歩は浜崎あゆみの「UNITE!」のパラパラアレンジ版をギャル軍団を率いて踊ります。ここでは歌詞が出てきませんが、この歌は楽しいことは誰ともでもわかちあえるが、つらいことは誰ともでもわかちあえるものいではない。大切な人だから分かち合いたいというような想いを歌っています。歩が、結にそうなってほしいと願い、結に代わって翔也に伝えたものといえるでしょう。

「僕」が「君」の苦しいことを分かち合いたいというもので、翔也にもまた結を支えてほしいという願いもこもっているかもしれません。つまりお互い、支え合いなさいという姉心です。

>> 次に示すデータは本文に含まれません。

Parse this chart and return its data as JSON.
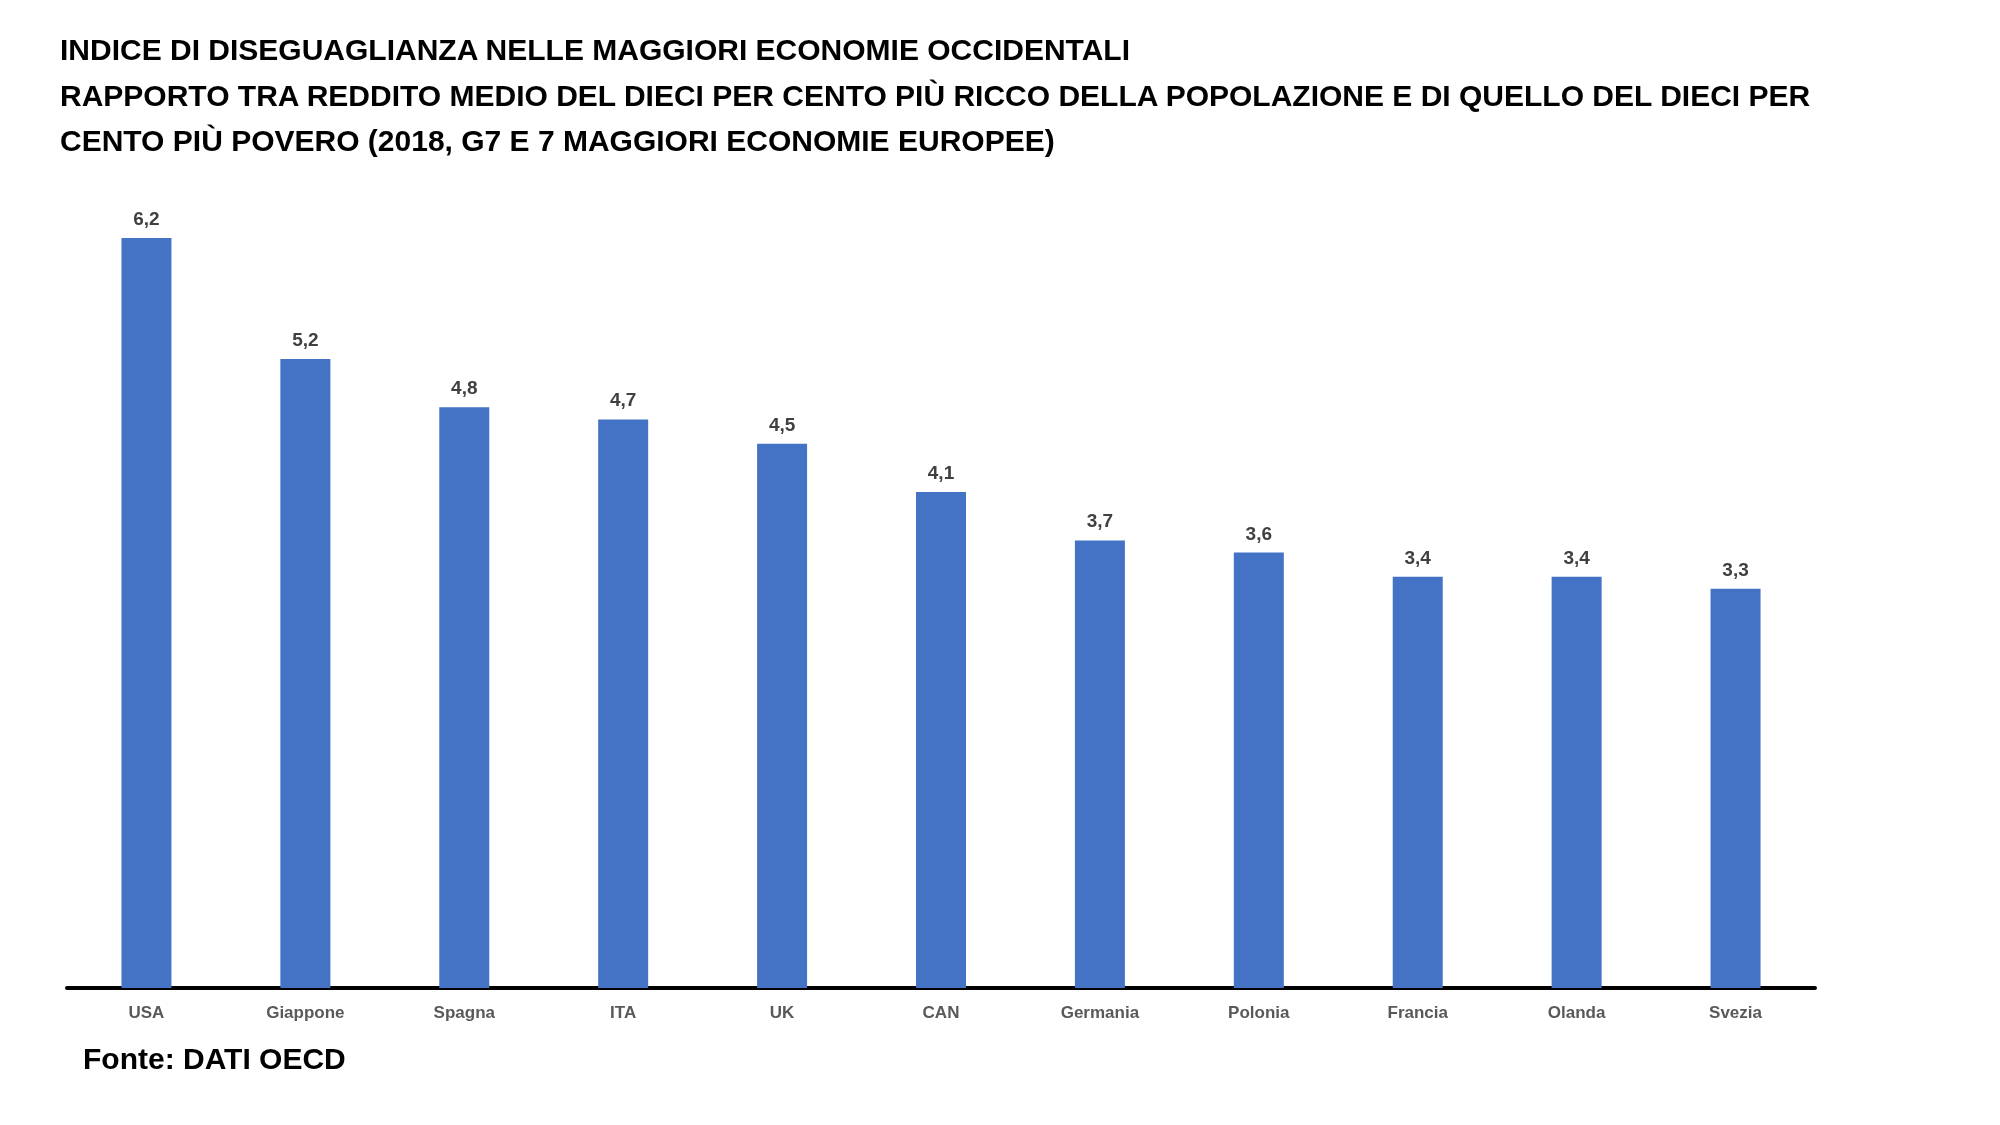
{
  "chart_data": {
    "type": "bar",
    "title": "INDICE DI DISEGUAGLIANZA NELLE MAGGIORI ECONOMIE OCCIDENTALI",
    "subtitle": "RAPPORTO TRA REDDITO MEDIO DEL DIECI PER CENTO PIÙ RICCO DELLA POPOLAZIONE E DI QUELLO DEL DIECI PER CENTO PIÙ POVERO (2018, G7 E 7 MAGGIORI ECONOMIE EUROPEE)",
    "categories": [
      "USA",
      "Giappone",
      "Spagna",
      "ITA",
      "UK",
      "CAN",
      "Germania",
      "Polonia",
      "Francia",
      "Olanda",
      "Svezia"
    ],
    "values": [
      6.2,
      5.2,
      4.8,
      4.7,
      4.5,
      4.1,
      3.7,
      3.6,
      3.4,
      3.4,
      3.3
    ],
    "value_labels": [
      "6,2",
      "5,2",
      "4,8",
      "4,7",
      "4,5",
      "4,1",
      "3,7",
      "3,6",
      "3,4",
      "3,4",
      "3,3"
    ],
    "color": "#4472c4",
    "annotations": [
      "Fonte: DATI OECD"
    ]
  }
}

仲さんもかっこいですが、松井玲奈さんもさすが、元アイドル、振りが決まっていました。ギャルにムータン、ま〜ゆ〜、メグタム、リオリオと名前がちゃんとついていて踊りの場面でアップもあるのが良いですね。

踊りを見ている翔也も次第に顔が明るくなっていきます。そして一緒に踊ることになり……。これで翔也もギャル魂を歩から伝授されたということかもしれません。

その頃糸島では、陽太が恵美(中村守里)をつれて訪ねてきます。陽太が会社をやめて地元に戻ってからつきあいはじめ、いまはラブラブ(死語?)。あんなにいやがっていた漁業をやると決めた陽太。

失敗しても、進路を変えても大丈夫。

恵美は、高校時代からずっと陽太を思っているふうだったので良かったねえと想います。

そのあと、結は永吉と佳代(宮崎美子)とスナックヒミコへ。永吉が「君といつまでも」を熱唱します。佳代への愛をふだんは言えないからこの歌に託しているそうです。

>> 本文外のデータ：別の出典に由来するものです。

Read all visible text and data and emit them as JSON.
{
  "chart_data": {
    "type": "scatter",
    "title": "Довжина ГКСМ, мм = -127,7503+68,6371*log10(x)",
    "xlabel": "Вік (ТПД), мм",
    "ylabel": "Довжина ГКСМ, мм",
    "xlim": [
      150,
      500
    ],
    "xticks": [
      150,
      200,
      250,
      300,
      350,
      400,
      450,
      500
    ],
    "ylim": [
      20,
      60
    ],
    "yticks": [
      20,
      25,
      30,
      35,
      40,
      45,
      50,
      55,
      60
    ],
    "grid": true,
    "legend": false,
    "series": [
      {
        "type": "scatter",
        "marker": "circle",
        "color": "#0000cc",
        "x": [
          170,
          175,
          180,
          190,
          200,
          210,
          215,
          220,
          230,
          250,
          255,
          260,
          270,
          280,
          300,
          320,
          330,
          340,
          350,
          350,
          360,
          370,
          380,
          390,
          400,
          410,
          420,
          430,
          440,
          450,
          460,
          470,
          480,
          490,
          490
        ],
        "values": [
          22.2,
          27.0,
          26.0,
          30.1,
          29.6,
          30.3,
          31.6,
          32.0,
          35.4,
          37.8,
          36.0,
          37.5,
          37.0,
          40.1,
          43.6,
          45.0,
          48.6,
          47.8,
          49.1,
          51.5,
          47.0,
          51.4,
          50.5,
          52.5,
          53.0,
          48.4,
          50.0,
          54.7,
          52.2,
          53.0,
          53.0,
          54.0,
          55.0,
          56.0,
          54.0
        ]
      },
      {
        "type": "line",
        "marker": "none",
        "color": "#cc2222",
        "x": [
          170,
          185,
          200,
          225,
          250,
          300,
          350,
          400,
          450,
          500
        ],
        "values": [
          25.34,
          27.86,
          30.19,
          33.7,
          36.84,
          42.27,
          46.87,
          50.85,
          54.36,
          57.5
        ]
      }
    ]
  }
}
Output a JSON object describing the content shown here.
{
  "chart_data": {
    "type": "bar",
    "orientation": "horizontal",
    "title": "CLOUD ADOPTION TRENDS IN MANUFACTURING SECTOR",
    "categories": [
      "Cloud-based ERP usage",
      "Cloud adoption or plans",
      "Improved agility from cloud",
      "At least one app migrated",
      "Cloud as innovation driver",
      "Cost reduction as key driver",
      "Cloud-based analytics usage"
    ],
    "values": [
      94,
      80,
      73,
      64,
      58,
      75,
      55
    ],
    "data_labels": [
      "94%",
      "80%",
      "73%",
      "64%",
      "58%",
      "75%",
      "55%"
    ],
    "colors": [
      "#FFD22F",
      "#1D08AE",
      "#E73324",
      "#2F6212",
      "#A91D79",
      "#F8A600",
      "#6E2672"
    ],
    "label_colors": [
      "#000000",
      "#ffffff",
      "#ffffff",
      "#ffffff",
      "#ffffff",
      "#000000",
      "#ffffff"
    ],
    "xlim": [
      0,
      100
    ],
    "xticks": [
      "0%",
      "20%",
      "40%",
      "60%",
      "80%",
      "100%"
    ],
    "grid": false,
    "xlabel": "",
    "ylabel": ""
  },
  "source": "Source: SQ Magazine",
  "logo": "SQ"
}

「UNITE!」からの「君といつまでも」 音楽によって翔也と結の気持ちを高めていきます。

「UNITE!」を聞いて翔也が思い浮かべるのは、「君といつまでも」を聞いて結が想い浮かべるのは、誰? なんてことを問うのも野暮ですが。

【ここに注目】
ヒミコ(池畑慎之介)の着物の帯の柄が気になる。なんか洒落ている。池畑さんのセンスなんでしょうね。アフロのかつらも自前だったらしいし。